This will serve as a discussion in lieu of a tutorial / technique post.
In this day in age there is a lot of emphasis on soft lighting. Soft lights generally make people look better and is said by many to look more natural. With this focus most filmmakers desire soft lights and use them almost exclusively. Lately I’ve been more interested in hard lights for several reasons.
If you’re a follower of this website you would know that I’m a big Conrad Hall fan. I specifically get a lot of inspiration from Road to Perdition. The lighting in that film is probably the perfect representation of my favorite lighting style. Conrad Hall didn’t simply use soft lighting. On the contrary, he used hard lights a lot but the key is he used it together with soft light, mixing both.
Mixing both hard and soft light seems to be an effective way to go about lighting. Since most people know about the great aspects soft lights and soft lighting brings to the table I will focus on hard lights and why my interest in them has grown.
Control is something that is essential to film lighting. The shadows is just as important as the light, therefore we hope to control where we light and where we place shadows. Hard lights allows you to control the light more than soft lights. Soft lights are hard to control because the light isn’t as focused. Control is where hard lights have an advantage, but there is another area where it has an advantage.
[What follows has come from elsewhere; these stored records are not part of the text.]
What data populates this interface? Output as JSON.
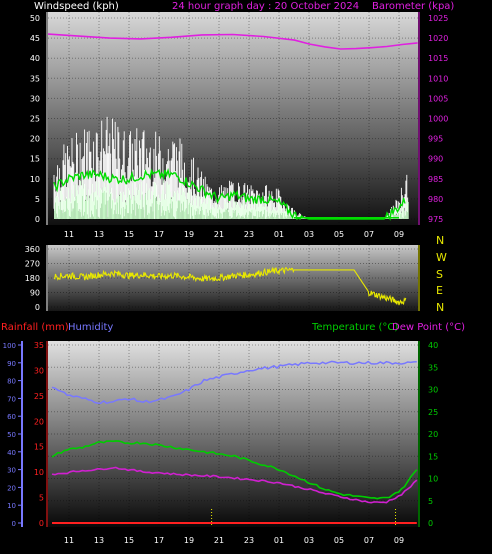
{
  "header": {
    "left_label": "Windspeed (kph)",
    "center_label": "24 hour graph day : 20 October 2024",
    "right_label": "Barometer (kpa)"
  },
  "bottom_header": {
    "rain_label": "Rainfall (mm)",
    "humidity_label": "Humidity",
    "temp_label": "Temperature (°C)",
    "dew_label": "Dew Point (°C)"
  },
  "colors": {
    "wind": "#ffffff",
    "wind_avg": "#00dd00",
    "wind_low": "#ccffcc",
    "barometer": "#e020e0",
    "direction": "#e8e800",
    "temperature": "#00cc00",
    "dewpoint": "#d020d0",
    "humidity": "#7878ff",
    "rainfall": "#ff2020"
  },
  "x_ticks": [
    "11",
    "13",
    "15",
    "17",
    "19",
    "21",
    "23",
    "01",
    "03",
    "05",
    "07",
    "09"
  ],
  "chart_data": [
    {
      "type": "line",
      "name": "wind-barometer",
      "title": "24 hour graph day : 20 October 2024",
      "ylabel": "Windspeed (kph)",
      "y2label": "Barometer (kpa)",
      "ylim": [
        0,
        50
      ],
      "y2lim": [
        975,
        1025
      ],
      "yticks": [
        0,
        5,
        10,
        15,
        20,
        25,
        30,
        35,
        40,
        45,
        50
      ],
      "y2ticks": [
        975,
        980,
        985,
        990,
        995,
        1000,
        1005,
        1010,
        1015,
        1020,
        1025
      ],
      "grid": true,
      "series": [
        {
          "name": "Windspeed (kph)",
          "x": [
            0,
            1,
            2,
            3,
            4,
            5,
            6,
            7,
            8,
            9,
            9.5,
            10,
            10.5,
            11,
            12,
            13,
            14,
            15,
            16,
            17,
            18,
            19,
            20,
            21,
            22,
            23,
            23.5
          ],
          "y": [
            13,
            16,
            19,
            21,
            20,
            18,
            19,
            17,
            18,
            14,
            11,
            9,
            7,
            7,
            8,
            7,
            7,
            6,
            2,
            0,
            0,
            0,
            0,
            0,
            0,
            5,
            10
          ]
        },
        {
          "name": "Average wind",
          "x": [
            0,
            1,
            2,
            3,
            4,
            5,
            6,
            7,
            8,
            9,
            10,
            11,
            12,
            13,
            14,
            15,
            16,
            17,
            18,
            19,
            20,
            21,
            22,
            23,
            23.5
          ],
          "y": [
            8,
            10,
            11,
            11,
            10,
            10,
            11,
            11,
            11,
            9,
            7,
            5,
            6,
            5,
            5,
            4,
            1,
            0,
            0,
            0,
            0,
            0,
            0,
            3,
            5
          ]
        },
        {
          "name": "Barometer (kpa)",
          "axis": "right",
          "x": [
            0,
            2,
            4,
            6,
            8,
            10,
            12,
            14,
            16,
            17,
            18,
            19,
            20,
            21,
            22,
            23,
            24
          ],
          "y": [
            1021.0,
            1020.5,
            1020.0,
            1019.8,
            1020.2,
            1020.8,
            1020.9,
            1020.4,
            1019.5,
            1018.5,
            1017.8,
            1017.3,
            1017.4,
            1017.6,
            1017.9,
            1018.4,
            1018.8
          ]
        }
      ]
    },
    {
      "type": "line",
      "name": "wind-direction",
      "ylim": [
        0,
        360
      ],
      "yticks": [
        0,
        90,
        180,
        270,
        360
      ],
      "y2ticks": [
        "N",
        "W",
        "S",
        "E",
        "N"
      ],
      "grid": true,
      "series": [
        {
          "name": "Wind direction",
          "x": [
            0,
            1,
            2,
            3,
            4,
            5,
            6,
            7,
            8,
            9,
            10,
            11,
            12,
            13,
            14,
            15,
            16,
            17,
            18,
            19,
            20,
            21,
            22,
            23,
            23.5
          ],
          "y": [
            190,
            195,
            185,
            200,
            210,
            195,
            200,
            190,
            195,
            185,
            175,
            180,
            195,
            200,
            215,
            225,
            230,
            230,
            230,
            230,
            230,
            90,
            60,
            30,
            40
          ]
        }
      ]
    },
    {
      "type": "line",
      "name": "temperature-humidity",
      "ylabel": "Rainfall (mm)",
      "y2label": "Temperature (°C)",
      "ylim": [
        0,
        100
      ],
      "rain_ylim": [
        0,
        35
      ],
      "y2lim": [
        0,
        40
      ],
      "yticks": [
        0,
        10,
        20,
        30,
        40,
        50,
        60,
        70,
        80,
        90,
        100
      ],
      "rain_yticks": [
        0,
        5,
        10,
        15,
        20,
        25,
        30,
        35
      ],
      "y2ticks": [
        0,
        5,
        10,
        15,
        20,
        25,
        30,
        35,
        40
      ],
      "grid": true,
      "series": [
        {
          "name": "Temperature (°C)",
          "axis": "right",
          "x": [
            0,
            1,
            2,
            3,
            4,
            5,
            6,
            7,
            8,
            9,
            10,
            11,
            12,
            13,
            14,
            15,
            16,
            17,
            18,
            19,
            20,
            21,
            22,
            23,
            24
          ],
          "y": [
            15,
            16.5,
            17,
            18,
            18.3,
            18,
            18,
            17.5,
            17,
            16.5,
            16,
            15.5,
            15,
            14,
            13,
            12,
            10.5,
            9,
            7.5,
            6.5,
            6,
            5.5,
            5.6,
            7.5,
            12
          ]
        },
        {
          "name": "Dew Point (°C)",
          "axis": "right",
          "x": [
            0,
            1,
            2,
            3,
            4,
            5,
            6,
            7,
            8,
            9,
            10,
            11,
            12,
            13,
            14,
            15,
            16,
            17,
            18,
            19,
            20,
            21,
            22,
            23,
            24
          ],
          "y": [
            11,
            11.3,
            11.8,
            12,
            12.5,
            12,
            11.5,
            11.3,
            11,
            10.8,
            10.6,
            10.4,
            10.1,
            9.8,
            9.4,
            9,
            8.2,
            7.5,
            6.6,
            5.9,
            5.2,
            4.6,
            4.7,
            6.4,
            9.5
          ]
        },
        {
          "name": "Humidity",
          "axis": "left",
          "x": [
            0,
            1,
            2,
            3,
            4,
            5,
            6,
            7,
            8,
            9,
            10,
            11,
            12,
            13,
            14,
            15,
            16,
            17,
            18,
            19,
            20,
            21,
            22,
            23,
            24
          ],
          "y": [
            77,
            72,
            70,
            68,
            68,
            70,
            68,
            69,
            71,
            75,
            80,
            82,
            84,
            86,
            87,
            88,
            89,
            90,
            90,
            90,
            90,
            90,
            90,
            90,
            90
          ]
        },
        {
          "name": "Rainfall (mm)",
          "axis": "rain",
          "x": [
            0,
            24
          ],
          "y": [
            0,
            0
          ]
        }
      ]
    }
  ]
}
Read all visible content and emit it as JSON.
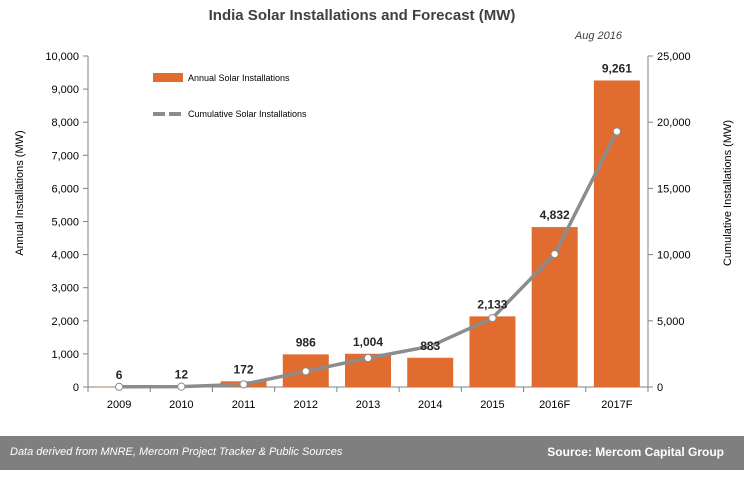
{
  "chart_data": {
    "type": "bar",
    "title": "India Solar Installations and Forecast (MW)",
    "subtitle": "Aug 2016",
    "categories": [
      "2009",
      "2010",
      "2011",
      "2012",
      "2013",
      "2014",
      "2015",
      "2016F",
      "2017F"
    ],
    "series": [
      {
        "name": "Annual Solar Installations",
        "type": "bar",
        "axis": "left",
        "color": "#e06c30",
        "values": [
          6,
          12,
          172,
          986,
          1004,
          883,
          2133,
          4832,
          9261
        ],
        "labels": [
          "6",
          "12",
          "172",
          "986",
          "1,004",
          "883",
          "2,133",
          "4,832",
          "9,261"
        ]
      },
      {
        "name": "Cumulative Solar Installations",
        "type": "line",
        "axis": "right",
        "color": "#8c8c8c",
        "values": [
          15,
          27,
          199,
          1185,
          2189,
          3072,
          5205,
          10037,
          19298
        ]
      }
    ],
    "ylabel": "Annual Installations (MW)",
    "y2label": "Cumulative Installations (MW)",
    "ylim": [
      0,
      10000
    ],
    "y2lim": [
      0,
      25000
    ],
    "yticks": [
      "0",
      "1,000",
      "2,000",
      "3,000",
      "4,000",
      "5,000",
      "6,000",
      "7,000",
      "8,000",
      "9,000",
      "10,000"
    ],
    "y2ticks": [
      "0",
      "5,000",
      "10,000",
      "15,000",
      "20,000",
      "25,000"
    ],
    "legend_position": "top-left"
  },
  "footer": {
    "source_note": "Data derived from MNRE, Mercom Project Tracker & Public Sources",
    "source": "Source: Mercom Capital Group"
  }
}
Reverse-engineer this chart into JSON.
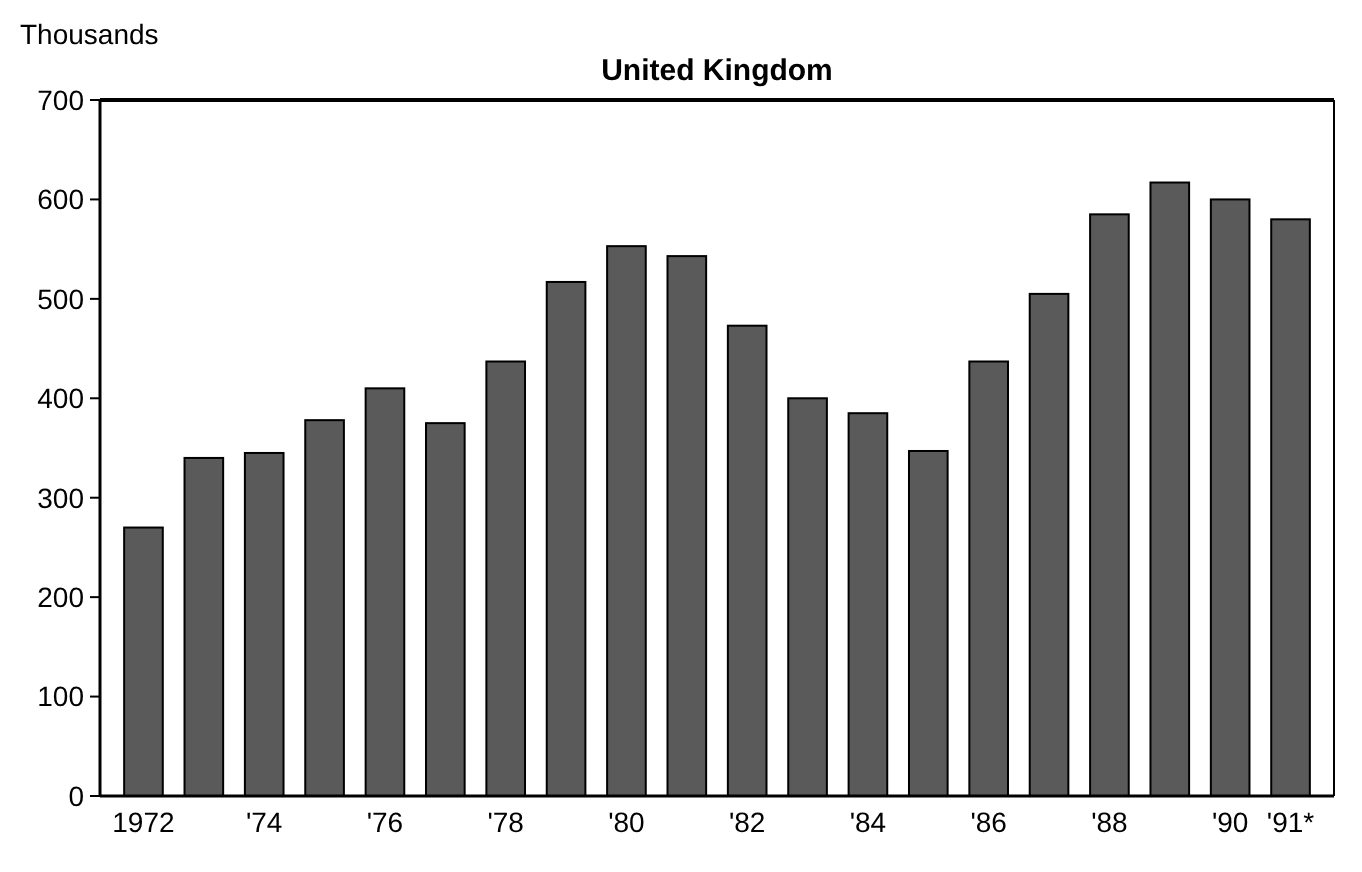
{
  "chart_data": {
    "type": "bar",
    "title": "United Kingdom",
    "ylabel": "Thousands",
    "categories": [
      "1972",
      null,
      "'74",
      null,
      "'76",
      null,
      "'78",
      null,
      "'80",
      null,
      "'82",
      null,
      "'84",
      null,
      "'86",
      null,
      "'88",
      null,
      "'90",
      "'91*"
    ],
    "values": [
      270,
      340,
      345,
      378,
      410,
      375,
      437,
      517,
      553,
      543,
      473,
      400,
      385,
      347,
      437,
      505,
      585,
      617,
      600,
      580
    ],
    "color": "#5a5a5a",
    "ylim": [
      0,
      700
    ],
    "yticks": [
      0,
      100,
      200,
      300,
      400,
      500,
      600,
      700
    ],
    "grid": false
  }
}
Hard lights can be softened. Soft lights are unable to be manipulated to become a hard source. I submit to you that hard lights are therefore more versatile. Allowing you to control light at a greater level. What about hard lightning though?
Hard lights speak of the actual fixture, but hard lighting speaks to using the hard lights to paint. In the documentary, Cinematography style, Conrad Hall said “Light what you want to see then make the overall “tone” or ambient light”. I’m paraphrasing of coarse, but it speaks volumes to why we see a lot of mixing hard light and soft light in his work. Lighting what you want to see can easily be done with hard light due to the control they give to the user. Setting an overall tone or ambiance is something we can do by adding soft light into the mix.
I want to reiterate that this post is simply a discussion as I haven’t put these techniques into practice enough to share tips or techniques. Take this as a sort of theoretical discussion. I can say with confidence that more discussion and practice with hard lighting needs to be put into place. What’s your experience with hard lights and how do you utilize it?